The article doesn't indicate that the plaintiff sought any damages for the alleged unfair competition, perhaps because no damages would have been available under the damages provisions of the unfair competition law. The relevant portions of those provisions read as follows:
Article 4 (Damages)
A person who intentionally or negligently infringes on the business interests of another person by unfair competition shall be liable for damages resulting therefrom. However, this Article shall not apply to damages resulting from the use of a trade secret after the rights prescribed in Article 15 have extinguished pursuant to the said Article.
Article 5 (Presumption of amount of damages, etc.)
(1) Where a person whose business interests have been infringed by unfair competition listed in items 1 to 9 or item 15 of Article 2(1) . . . (hereinafter referred to as the "infringed person" in this paragraph) claims damages caused by such an infringement from a person who has intentionally or negligently infringed such business interests, and where the infringer has sold or otherwise transferred the articles constituting the act of infringement, the quantity of the articles sold or transferred (hereinafter referred to as the "transferred quantity" in this paragraph) multiplied by the amount of profit per unit of the articles that the infringed person could have sold in the absence of the infringement may be deemed as the amount of damages suffered by the infringed person, provided it does not exceed the amount attainable by the infringed person's capability to sell or conduct other acts concerning said articles. However, where there are any circumstances that would have prevented the infringed person from selling the quantity of articles equivalent to all or part of the transferred quantity, an amount corresponding to the quantity relevant to such circumstances shall be deducted.
(2) Where a person whose business interests have been infringed by unfair competition claims damages caused by a person who intentionally or negligently infringed such business interests and received profits through the act of infringement, the amount of such profits shall be presumed to be the amount of damages suffered by the person whose business interests were infringed. . . .

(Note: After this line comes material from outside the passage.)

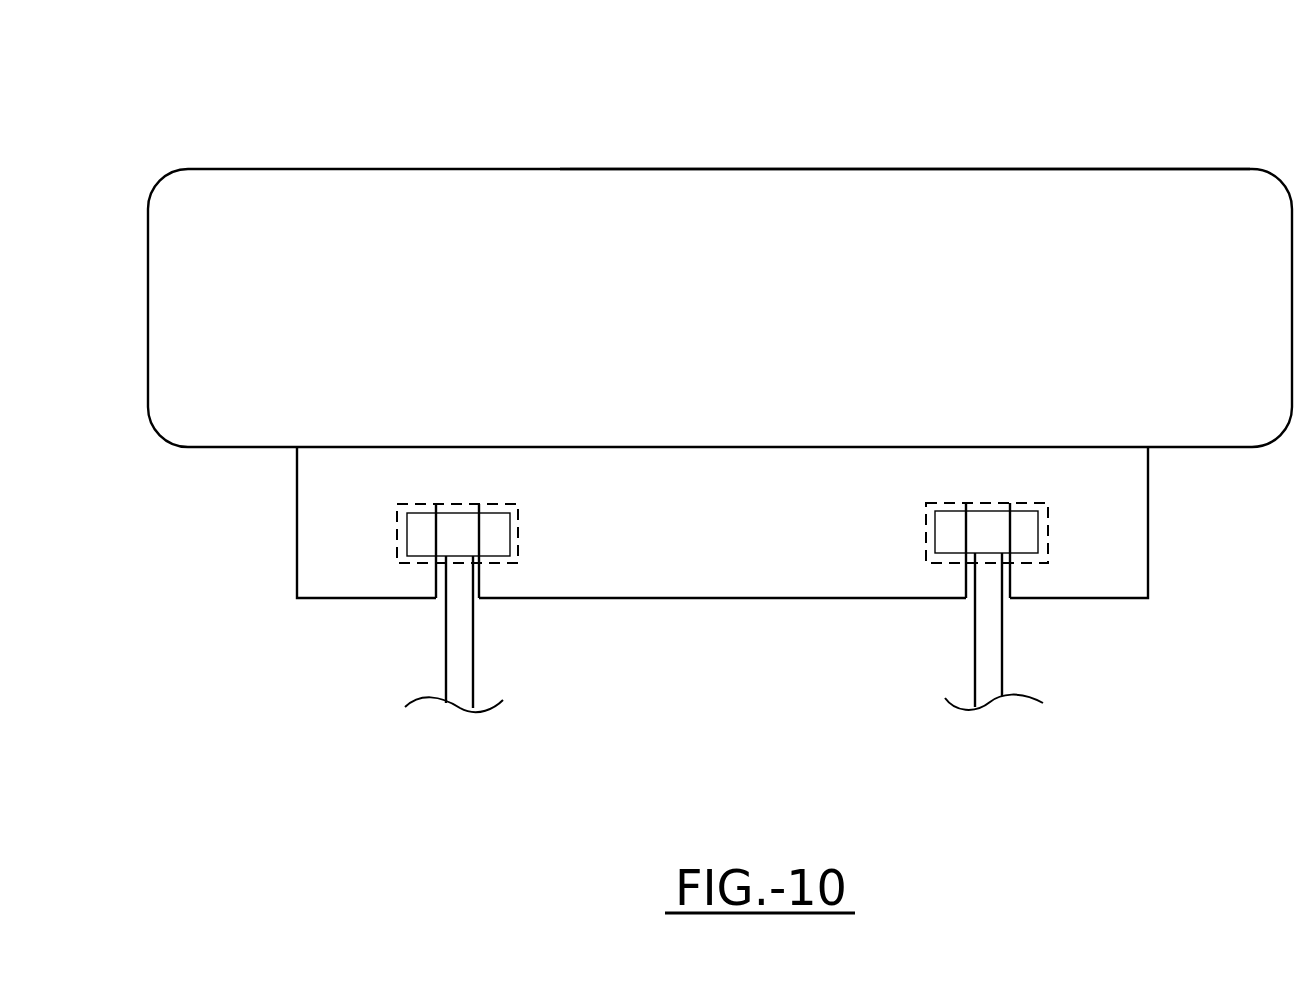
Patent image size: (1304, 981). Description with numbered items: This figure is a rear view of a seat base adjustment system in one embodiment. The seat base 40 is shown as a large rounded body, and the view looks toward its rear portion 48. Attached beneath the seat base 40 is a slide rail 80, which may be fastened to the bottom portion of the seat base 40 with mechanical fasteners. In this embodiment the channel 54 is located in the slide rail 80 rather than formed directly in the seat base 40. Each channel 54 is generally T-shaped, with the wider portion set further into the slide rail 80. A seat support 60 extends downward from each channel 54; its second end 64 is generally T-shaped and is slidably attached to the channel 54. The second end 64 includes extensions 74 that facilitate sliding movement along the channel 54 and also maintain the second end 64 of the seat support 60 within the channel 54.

(4) The provisions of the preceding paragraph shall not preclude a claim for damages exceeding the amount prescribed in the paragraph. In such a case, if the person who infringed such business interests did not do so intentionally or through gross negligence, the court may take this into consideration in determining the amount of damages. . . .
Article 9 (Determination of reasonable damages)
In a lawsuit for the infringement of business interests by unfair competition, where damages were found and it is extremely difficult to prove the facts necessary for proving the amount of damages due to the nature of said facts, the court may determine a reasonable amount of damages based on the overall purport of the oral arguments and the results of the examination of evidence.
Presumably, then, if the defendant hasn't yet sold any products in competition with the plaintiff, which I take it to be the case here based on the court's discussion of "likelihood of competition," the only recourse would have been article 9; and perhaps there were no actual lost sales on which to base a damages award, which would have made an undertaking for damages futile. Interesting nonetheless to see what the statute says about damages for unfair competition, including unfair competition based on wrongful claims of patent infringement, and to compare the above provisions with the (somewhat similar) corresponding provisions on patent damages found in article 102 and 105-3 of the Japanese Patent Act (available in unofficial translation here).
For further discussion of patent damages and declaratory judgments in Japan, see my book pp. 307-331.